Nonetheless, 1992 found 16,000 people at Desert Sky Pavilion grooving to college-rock luminaries such as the Rollins Band, Material Issue, Social Distortion and Sugar Cubes. That high point, however, was followed by the radio station's "biggest bomb," a July 4 event featuring Peter Murphy that drew fewer than 4,500 revelers. "I didn't think it was a good idea to do a show on a 115-degree day," says Jonathan. After a pause, he adds: "But that's what I find myself doing again this year."
KUKQ Fest '95 pits L.A's venerable Circle Jerks against the San Francisco ska-core outfit Skankin' Pickle. Several other acts--including locals Kongo Shock and Plinko--round out the bill. While no one will call these bands amazing product movers, they do boast healthy subterranean followings. Especially the Circle Jerks--punk veterans who started playing in 1980, back when Black Flag and Fear were household names (at least in households where purple Mohawks were the rage).
Anyone who thinks Circle Jerks are irrelevant geezers better listen to their new album. Oddities, Abnormalities and Curiosities proves these punks haven't lost a step. The power is still there, but now "it's a little more complicated," says guitarist Greg Hetson, who pays the rent thanks to his gig with Bad Religion.
"We've tried to evolve and become more melodic," bassist Zander Schloss says. Even vocalist Keith Morris, a guy with kerosene in his veins, says the group's updated sound "is not all in-your-face." Despite this latter-day semisophistication, the Jerks still have more in common with Sid Vicious than Wim Wenders.
Morris is almost always unpredictable in concert; his past stunts include convincing 800 lunatics to chill out by lying down in the middle of a show, despite the ankle-deep layer of slush the crowd had tracked in.
Facing the Circle Jerks is Skankin' Pickle, a band that can't be put into one musical category. "We used to call our sound 'Ska-Funk-Rasta-Punk,'" says guitarist Lynette, who worships her distortion pedal and admits she has "never really been much of a ska fan." After six years, though, Lynette's reconciled herself to the trombone and sax that compete with her Stratocaster.

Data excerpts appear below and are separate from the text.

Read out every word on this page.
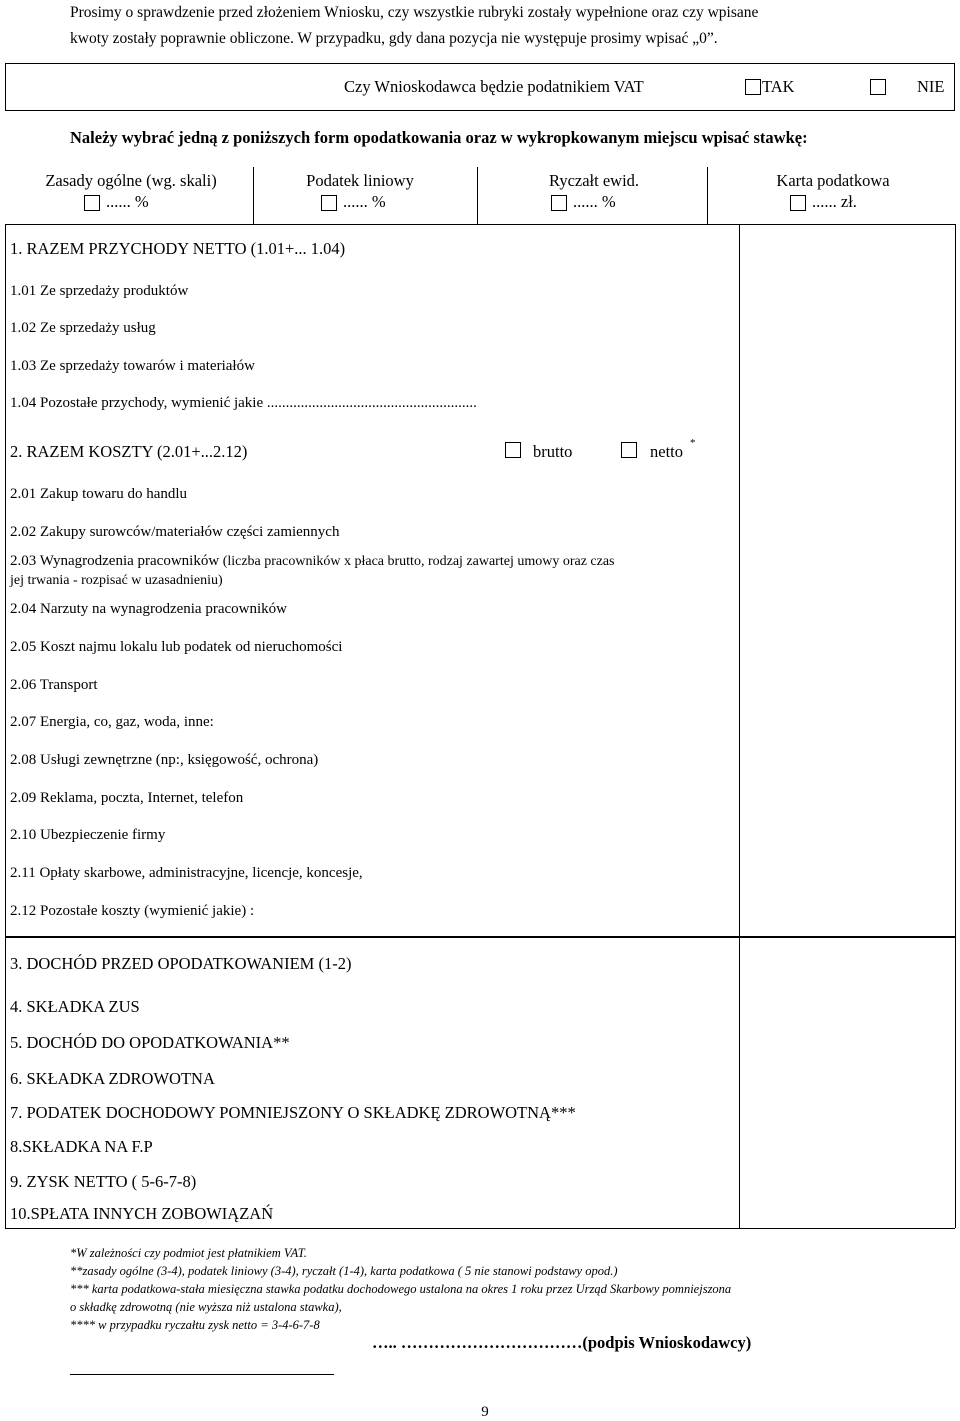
Prosimy o sprawdzenie przed złożeniem Wniosku, czy wszystkie rubryki zostały wypełnione oraz czy wpisane
kwoty zostały poprawnie obliczone. W przypadku, gdy dana pozycja nie występuje prosimy wpisać „0”.
Czy Wnioskodawca będzie podatnikiem VAT	TAK	NIE
Należy wybrać jedną z poniższych form opodatkowania oraz w wykropkowanym miejscu wpisać stawkę:
Zasady ogólne (wg. skali)
...... %
Podatek liniowy
...... %
Ryczałt ewid.
...... %
Karta podatkowa
...... zł.
1. RAZEM PRZYCHODY NETTO (1.01+... 1.04)
1.01 Ze sprzedaży produktów
1.02 Ze sprzedaży usług
1.03 Ze sprzedaży towarów i materiałów
1.04 Pozostałe przychody, wymienić jakie ........................................................
2. RAZEM KOSZTY (2.01+...2.12)	brutto	netto *
2.01 Zakup towaru do handlu
2.02 Zakupy surowców/materiałów części zamiennych
2.03 Wynagrodzenia pracowników (liczba pracowników x płaca brutto, rodzaj zawartej umowy oraz czas
jej trwania - rozpisać w uzasadnieniu)
2.04 Narzuty na wynagrodzenia pracowników
2.05 Koszt najmu lokalu lub podatek od nieruchomości
2.06 Transport
2.07 Energia, co, gaz, woda, inne:
2.08 Usługi zewnętrzne (np:, księgowość, ochrona)
2.09 Reklama, poczta, Internet, telefon
2.10 Ubezpieczenie firmy
2.11 Opłaty skarbowe, administracyjne, licencje, koncesje,
2.12 Pozostałe koszty (wymienić jakie) :
3. DOCHÓD PRZED OPODATKOWANIEM (1-2)
4. SKŁADKA ZUS
5. DOCHÓD DO OPODATKOWANIA**
6. SKŁADKA ZDROWOTNA
7. PODATEK DOCHODOWY POMNIEJSZONY O SKŁADKĘ ZDROWOTNĄ***
8.SKŁADKA NA F.P
9. ZYSK NETTO ( 5-6-7-8)
10.SPŁATA INNYCH ZOBOWIĄZAŃ
*W zależności czy podmiot jest płatnikiem VAT.
**zasady ogólne (3-4), podatek liniowy (3-4), ryczałt (1-4), karta podatkowa ( 5 nie stanowi podstawy opod.)
*** karta podatkowa-stała miesięczna stawka podatku dochodowego ustalona na okres 1 roku przez Urząd Skarbowy pomniejszona
o składkę zdrowotną (nie wyższa niż ustalona stawka),
**** w przypadku ryczałtu zysk netto = 3-4-6-7-8
….. ……………………………(podpis Wnioskodawcy)
9
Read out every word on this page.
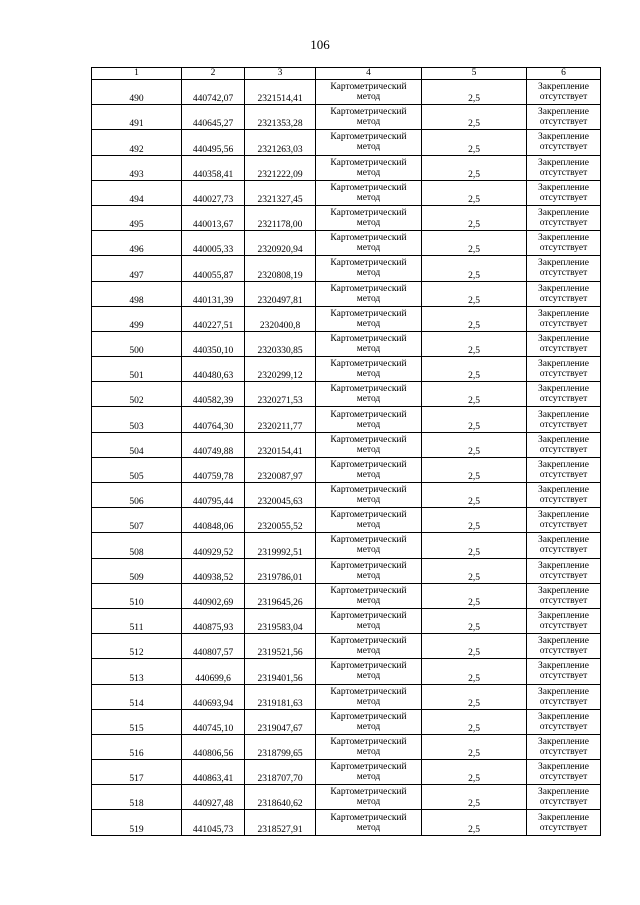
106
1	2	3	4	5	6
490	440742,07	2321514,41	Картометрический
метод	2,5	Закрепление
отсутствует

491	440645,27	2321353,28	Картометрический
метод	2,5	Закрепление
отсутствует

492	440495,56	2321263,03	Картометрический
метод	2,5	Закрепление
отсутствует

493	440358,41	2321222,09	Картометрический
метод	2,5	Закрепление
отсутствует

494	440027,73	2321327,45	Картометрический
метод	2,5	Закрепление
отсутствует

495	440013,67	2321178,00	Картометрический
метод	2,5	Закрепление
отсутствует

496	440005,33	2320920,94	Картометрический
метод	2,5	Закрепление
отсутствует

497	440055,87	2320808,19	Картометрический
метод	2,5	Закрепление
отсутствует

498	440131,39	2320497,81	Картометрический
метод	2,5	Закрепление
отсутствует

499	440227,51	2320400,8	Картометрический
метод	2,5	Закрепление
отсутствует

500	440350,10	2320330,85	Картометрический
метод	2,5	Закрепление
отсутствует

501	440480,63	2320299,12	Картометрический
метод	2,5	Закрепление
отсутствует

502	440582,39	2320271,53	Картометрический
метод	2,5	Закрепление
отсутствует

503	440764,30	2320211,77	Картометрический
метод	2,5	Закрепление
отсутствует

504	440749,88	2320154,41	Картометрический
метод	2,5	Закрепление
отсутствует

505	440759,78	2320087,97	Картометрический
метод	2,5	Закрепление
отсутствует

506	440795,44	2320045,63	Картометрический
метод	2,5	Закрепление
отсутствует

507	440848,06	2320055,52	Картометрический
метод	2,5	Закрепление
отсутствует

508	440929,52	2319992,51	Картометрический
метод	2,5	Закрепление
отсутствует

509	440938,52	2319786,01	Картометрический
метод	2,5	Закрепление
отсутствует

510	440902,69	2319645,26	Картометрический
метод	2,5	Закрепление
отсутствует

511	440875,93	2319583,04	Картометрический
метод	2,5	Закрепление
отсутствует

512	440807,57	2319521,56	Картометрический
метод	2,5	Закрепление
отсутствует

513	440699,6	2319401,56	Картометрический
метод	2,5	Закрепление
отсутствует

514	440693,94	2319181,63	Картометрический
метод	2,5	Закрепление
отсутствует

515	440745,10	2319047,67	Картометрический
метод	2,5	Закрепление
отсутствует

516	440806,56	2318799,65	Картометрический
метод	2,5	Закрепление
отсутствует

517	440863,41	2318707,70	Картометрический
метод	2,5	Закрепление
отсутствует

518	440927,48	2318640,62	Картометрический
метод	2,5	Закрепление
отсутствует

519	441045,73	2318527,91	Картометрический
метод	2,5	Закрепление
отсутствует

Pickle's guitar slinger admits it's hard to play any style of music without instruments. Last month, the band's equipment and van were stolen from outside a San Diego motel.

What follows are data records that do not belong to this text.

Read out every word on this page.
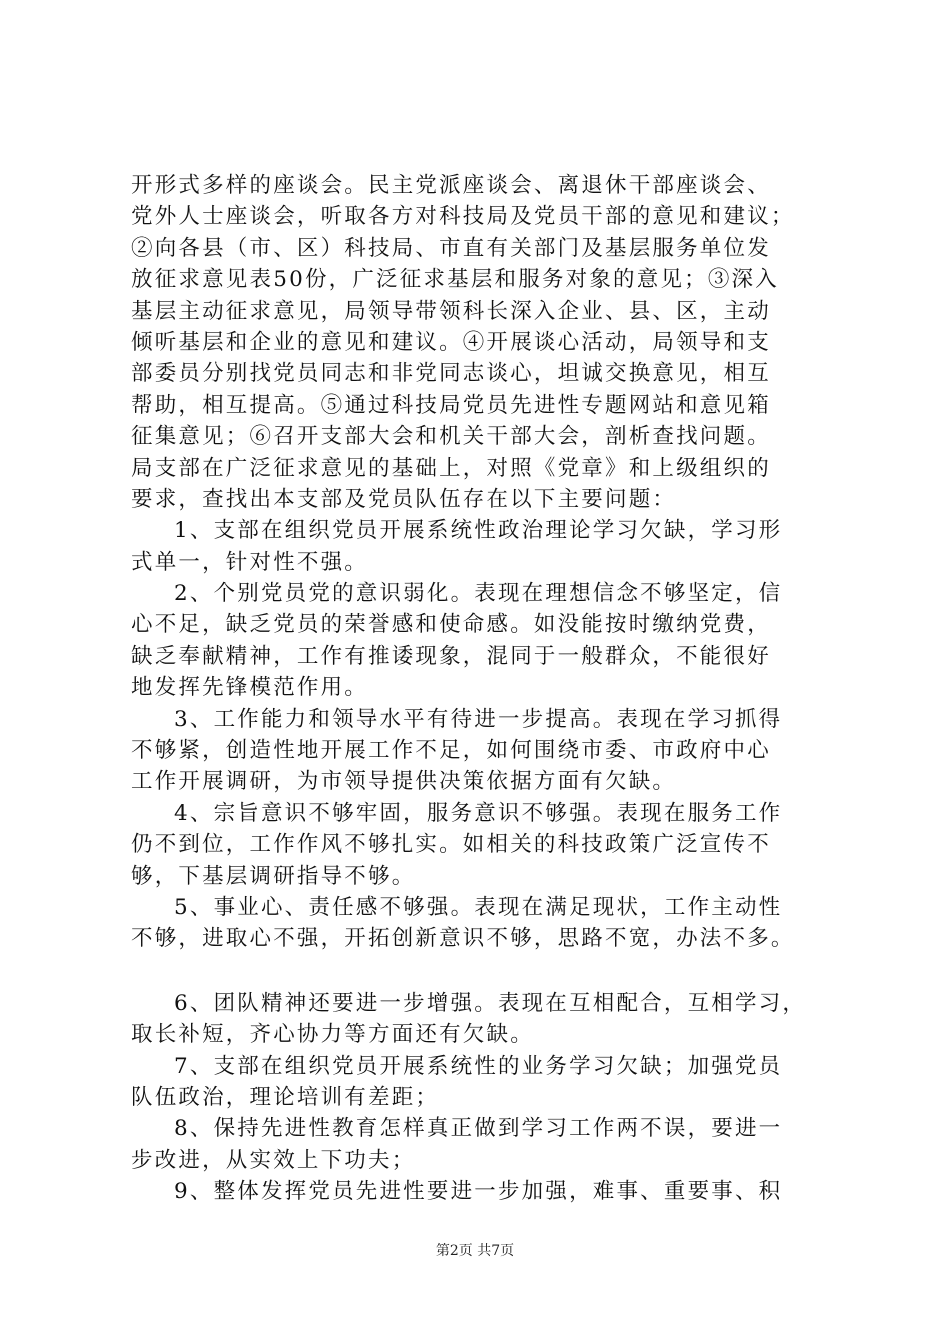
开形式多样的座谈会。民主党派座谈会、离退休干部座谈会、

党外人士座谈会，听取各方对科技局及党员干部的意见和建议；

②向各县（市、区）科技局、市直有关部门及基层服务单位发

放征求意见表50份，广泛征求基层和服务对象的意见；③深入

基层主动征求意见，局领导带领科长深入企业、县、区，主动

倾听基层和企业的意见和建议。④开展谈心活动，局领导和支

部委员分别找党员同志和非党同志谈心，坦诚交换意见，相互

帮助，相互提高。⑤通过科技局党员先进性专题网站和意见箱

征集意见；⑥召开支部大会和机关干部大会，剖析查找问题。

局支部在广泛征求意见的基础上，对照《党章》和上级组织的

要求，查找出本支部及党员队伍存在以下主要问题：

1、支部在组织党员开展系统性政治理论学习欠缺，学习形

式单一，针对性不强。

2、个别党员党的意识弱化。表现在理想信念不够坚定，信

心不足，缺乏党员的荣誉感和使命感。如没能按时缴纳党费，

缺乏奉献精神，工作有推诿现象，混同于一般群众，不能很好

地发挥先锋模范作用。

3、工作能力和领导水平有待进一步提高。表现在学习抓得

不够紧，创造性地开展工作不足，如何围绕市委、市政府中心

工作开展调研，为市领导提供决策依据方面有欠缺。

4、宗旨意识不够牢固，服务意识不够强。表现在服务工作

仍不到位，工作作风不够扎实。如相关的科技政策广泛宣传不

够，下基层调研指导不够。

5、事业心、责任感不够强。表现在满足现状，工作主动性

不够，进取心不强，开拓创新意识不够，思路不宽，办法不多。

6、团队精神还要进一步增强。表现在互相配合，互相学习，

取长补短，齐心协力等方面还有欠缺。

7、支部在组织党员开展系统性的业务学习欠缺；加强党员

队伍政治，理论培训有差距；

8、保持先进性教育怎样真正做到学习工作两不误，要进一

步改进，从实效上下功夫；

9、整体发挥党员先进性要进一步加强，难事、重要事、积

第2页 共7页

"I'm sure the van ended up in Mexico a half-hour later," she says, groaning. "Some mariachi band got themselves an early Christmas." Thanks to the miracle of credit, Skankin's members have replaced enough gear to get back to the business of shoving a punk peg into a ska hole. This clash of styles makes for a high-energy show that can sound like Devo meeting early Oingo Boingo.